Regresso dos subsídios por inteiro ajuda na carteira? Nem por isso
Recuemos a outubro de 2012. O governo em funções preparava-se para deitar mão do maior aumento do IRS de que há memória e, para suavizar o impacto, determinou (no caso dos pensionistas e dos funcionários públicos) que um dos subsídios fosse pago em duodécimos. E permitiu, no setor privado, que uma parcela dos subsídios de férias e de Natal caísse mensalmente na conta. Chegados a 2018, parte destas medidas está parcialmente ou totalmente revertida. Mas o impacto no consumo corrente das famílias será reduzido ou mesmo negativo, avisam os economistas e responsáveis da área do comércio e consumo ouvidos pelo DN/Dinheiro Vivo.
De uma assentada (leia-se em apenas um ano) a sobretaxa do IRS e o aperto nos escalões retirou cerca de 3,2 mil milhões de euros ao bolso dos portugueses. Esta sobrecarga fiscal manteve-se inalterada em 2013 e 2014, tendo começado a ser atenuada em 2015, com a reforma do IRS - que alargou as deduções e o mínimo de existência. Esta política de reposição de rendimentos acelerou com a geringonça que, no último mês de 2017, pôs um ponto final nas retenções na fonte da sobretaxa. Para 2018 está já prometido um alívio nos descontos mensais (retenções na fonte) dos trabalhadores e pensionistas para acomodar a subida do mínimo de existência e o alargamento dos escalões para quem ganha por ano até cerca de 40 mil euros. Esta folga orçamental feita pela via fiscal abriu caminho para que fosse afastado o regime que nestes últimos cinco anos permitiu (ou impôs) o pagamento dos subsídios por duodécimos.

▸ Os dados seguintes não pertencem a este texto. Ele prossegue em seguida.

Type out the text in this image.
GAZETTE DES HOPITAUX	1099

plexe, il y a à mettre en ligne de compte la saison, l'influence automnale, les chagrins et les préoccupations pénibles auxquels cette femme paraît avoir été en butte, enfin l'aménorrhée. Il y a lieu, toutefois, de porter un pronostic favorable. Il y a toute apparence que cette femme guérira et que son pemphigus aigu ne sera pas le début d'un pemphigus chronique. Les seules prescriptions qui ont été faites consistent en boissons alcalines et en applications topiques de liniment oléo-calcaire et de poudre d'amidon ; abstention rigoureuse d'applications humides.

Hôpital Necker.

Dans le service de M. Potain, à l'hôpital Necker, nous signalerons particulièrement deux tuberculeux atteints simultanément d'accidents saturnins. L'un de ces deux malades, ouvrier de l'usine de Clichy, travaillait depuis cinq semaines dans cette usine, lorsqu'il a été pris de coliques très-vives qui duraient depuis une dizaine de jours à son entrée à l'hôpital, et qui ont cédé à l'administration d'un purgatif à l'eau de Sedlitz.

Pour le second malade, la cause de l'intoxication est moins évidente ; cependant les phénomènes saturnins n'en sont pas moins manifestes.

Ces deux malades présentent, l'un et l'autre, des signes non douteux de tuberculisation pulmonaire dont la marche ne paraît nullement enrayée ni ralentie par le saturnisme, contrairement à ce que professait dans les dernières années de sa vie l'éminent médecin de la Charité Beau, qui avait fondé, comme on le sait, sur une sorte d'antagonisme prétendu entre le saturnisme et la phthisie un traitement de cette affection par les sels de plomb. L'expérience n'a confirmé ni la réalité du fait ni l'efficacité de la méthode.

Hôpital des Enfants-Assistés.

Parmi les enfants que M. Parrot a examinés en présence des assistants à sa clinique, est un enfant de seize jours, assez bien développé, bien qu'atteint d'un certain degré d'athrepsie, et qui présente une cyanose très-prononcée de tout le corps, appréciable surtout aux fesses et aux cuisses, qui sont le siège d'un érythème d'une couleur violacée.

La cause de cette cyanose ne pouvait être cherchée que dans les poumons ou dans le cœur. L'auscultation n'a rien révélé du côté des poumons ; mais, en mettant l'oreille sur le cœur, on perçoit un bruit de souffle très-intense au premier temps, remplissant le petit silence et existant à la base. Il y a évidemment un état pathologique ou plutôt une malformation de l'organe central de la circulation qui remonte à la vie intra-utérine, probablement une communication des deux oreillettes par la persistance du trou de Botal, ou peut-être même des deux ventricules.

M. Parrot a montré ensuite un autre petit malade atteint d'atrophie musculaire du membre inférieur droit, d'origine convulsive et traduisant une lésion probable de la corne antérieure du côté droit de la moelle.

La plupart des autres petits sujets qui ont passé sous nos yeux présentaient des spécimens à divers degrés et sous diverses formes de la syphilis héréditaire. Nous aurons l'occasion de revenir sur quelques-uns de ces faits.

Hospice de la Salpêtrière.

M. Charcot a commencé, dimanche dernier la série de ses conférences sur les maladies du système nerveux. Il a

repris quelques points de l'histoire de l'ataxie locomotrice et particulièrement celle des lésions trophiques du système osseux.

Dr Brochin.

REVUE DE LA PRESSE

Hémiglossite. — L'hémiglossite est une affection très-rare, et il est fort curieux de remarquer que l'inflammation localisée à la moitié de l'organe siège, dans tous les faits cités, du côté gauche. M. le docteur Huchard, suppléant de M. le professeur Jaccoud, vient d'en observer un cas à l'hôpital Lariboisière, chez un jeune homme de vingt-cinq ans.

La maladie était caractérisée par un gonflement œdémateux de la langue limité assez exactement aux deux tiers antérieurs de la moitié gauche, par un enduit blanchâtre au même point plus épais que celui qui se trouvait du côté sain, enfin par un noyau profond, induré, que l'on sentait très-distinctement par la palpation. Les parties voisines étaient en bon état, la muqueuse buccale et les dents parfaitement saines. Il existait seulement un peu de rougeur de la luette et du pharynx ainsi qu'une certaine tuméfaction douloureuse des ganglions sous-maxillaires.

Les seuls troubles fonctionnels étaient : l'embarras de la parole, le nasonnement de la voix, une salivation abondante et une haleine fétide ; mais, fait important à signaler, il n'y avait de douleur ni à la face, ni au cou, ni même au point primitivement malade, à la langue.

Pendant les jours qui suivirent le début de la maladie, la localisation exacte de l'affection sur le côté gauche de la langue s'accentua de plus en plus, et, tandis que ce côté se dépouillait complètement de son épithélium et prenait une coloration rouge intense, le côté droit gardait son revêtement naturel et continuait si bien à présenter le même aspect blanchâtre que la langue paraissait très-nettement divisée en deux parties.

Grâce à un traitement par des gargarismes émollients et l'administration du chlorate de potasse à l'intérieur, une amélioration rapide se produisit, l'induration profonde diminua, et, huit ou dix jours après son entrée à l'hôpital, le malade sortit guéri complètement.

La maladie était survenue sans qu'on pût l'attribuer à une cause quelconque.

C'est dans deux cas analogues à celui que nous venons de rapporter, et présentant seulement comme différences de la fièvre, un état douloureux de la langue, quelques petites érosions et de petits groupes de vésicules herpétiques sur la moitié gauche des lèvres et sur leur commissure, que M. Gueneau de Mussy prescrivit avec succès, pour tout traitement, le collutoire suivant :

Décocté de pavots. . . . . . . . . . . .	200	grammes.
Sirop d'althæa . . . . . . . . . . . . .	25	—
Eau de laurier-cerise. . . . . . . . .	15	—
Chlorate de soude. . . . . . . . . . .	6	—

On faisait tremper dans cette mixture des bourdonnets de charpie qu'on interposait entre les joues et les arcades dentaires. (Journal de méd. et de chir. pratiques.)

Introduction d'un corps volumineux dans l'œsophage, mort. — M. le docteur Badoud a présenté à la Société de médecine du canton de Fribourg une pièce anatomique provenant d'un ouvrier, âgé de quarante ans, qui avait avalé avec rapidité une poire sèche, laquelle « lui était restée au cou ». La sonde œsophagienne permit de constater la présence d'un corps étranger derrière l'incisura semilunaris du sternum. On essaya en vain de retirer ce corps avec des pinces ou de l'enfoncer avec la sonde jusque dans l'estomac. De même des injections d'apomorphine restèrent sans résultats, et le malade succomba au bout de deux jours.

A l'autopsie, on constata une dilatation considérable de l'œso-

A medida acabou, no entanto, por ser recebida com quase tantas críticas como aplausos e para quem está mais atento à realidade das famílias o efeito até pode ser negativo. "O regresso do pagamento dos subsídios por inteiro poderá aumentar o consumo de bens duradouros, porque haverá uma poupança forçada que vai concentrar-se em dois momentos do ano, mas haverá uma redução do consumo corrente", diz João Cerejeira, economista e professor na Universidade do Minho.
Carlos Martins, especialista em questões de consumo e professor na Universidade Lusíada, dá mais uma achega a esta leitura: "Quem deixar de ter o duodécimo sentirá o efeito no final do mês e a medida terá impacto no consumo, porque terão menos rendimento disponível". E a redução gradual da sobretaxa , somada com a alteração dos escalões, não será suficiente para compensar". Carlos Martins acredita que o efeito destas medidas será marginal. Tanto mais que a sobretaxa já acabou em meados de 2017 para a maioria dos contribuintes, pelo que o seu efeito está mais do que assimilado e esgotado.
Sérgio Monte, secretário-geral adjunto da UGT, lembra os motivos que estiveram na origem dos duodécimos. Considera que podia manter-se este regime - desde que clarificado na lei que estava dependente da vontade do trabalhador - para acudir aos casos em que esta "mensalidade" pode fazer diferença na gestão das despesas do dia-a-dia.
Vasco de Mello, vice-presidente da Confederação do Comércio e Serviços de Portugal (CCP), faz uma apreciação diferente, que alicerça na perceção que tem de que a maior parte dos trabalhadores rejeitou o regime dos duodécimos nos cinco anos em que o regime esteve disponível. E, por esta razão, acredita que a reposição do pagamento por inteiro nas datas previstas na lei "terá, provavelmente, pouco impacto". E o reforço dos rendimentos por via fiscal? Será bem-vindo, mas sobretudo porque as "medidas de desagravamento fiscal são sempre bem-vindas".
Entre o enorme aumento de impostos e as reposições já realizadas ou que aí vêm, o balanço é ainda negativo para as famílias. Com a reforma do IRS, o anterior governo devolveu cerca de 615 milhões de euros. Com o fim da sobretaxa regressam à carteira dos portugueses mais cerca de 900 milhões de euros. Já o alargamento dos escalões e a subida do mínimo de existência trarão mais 310 milhões de euros.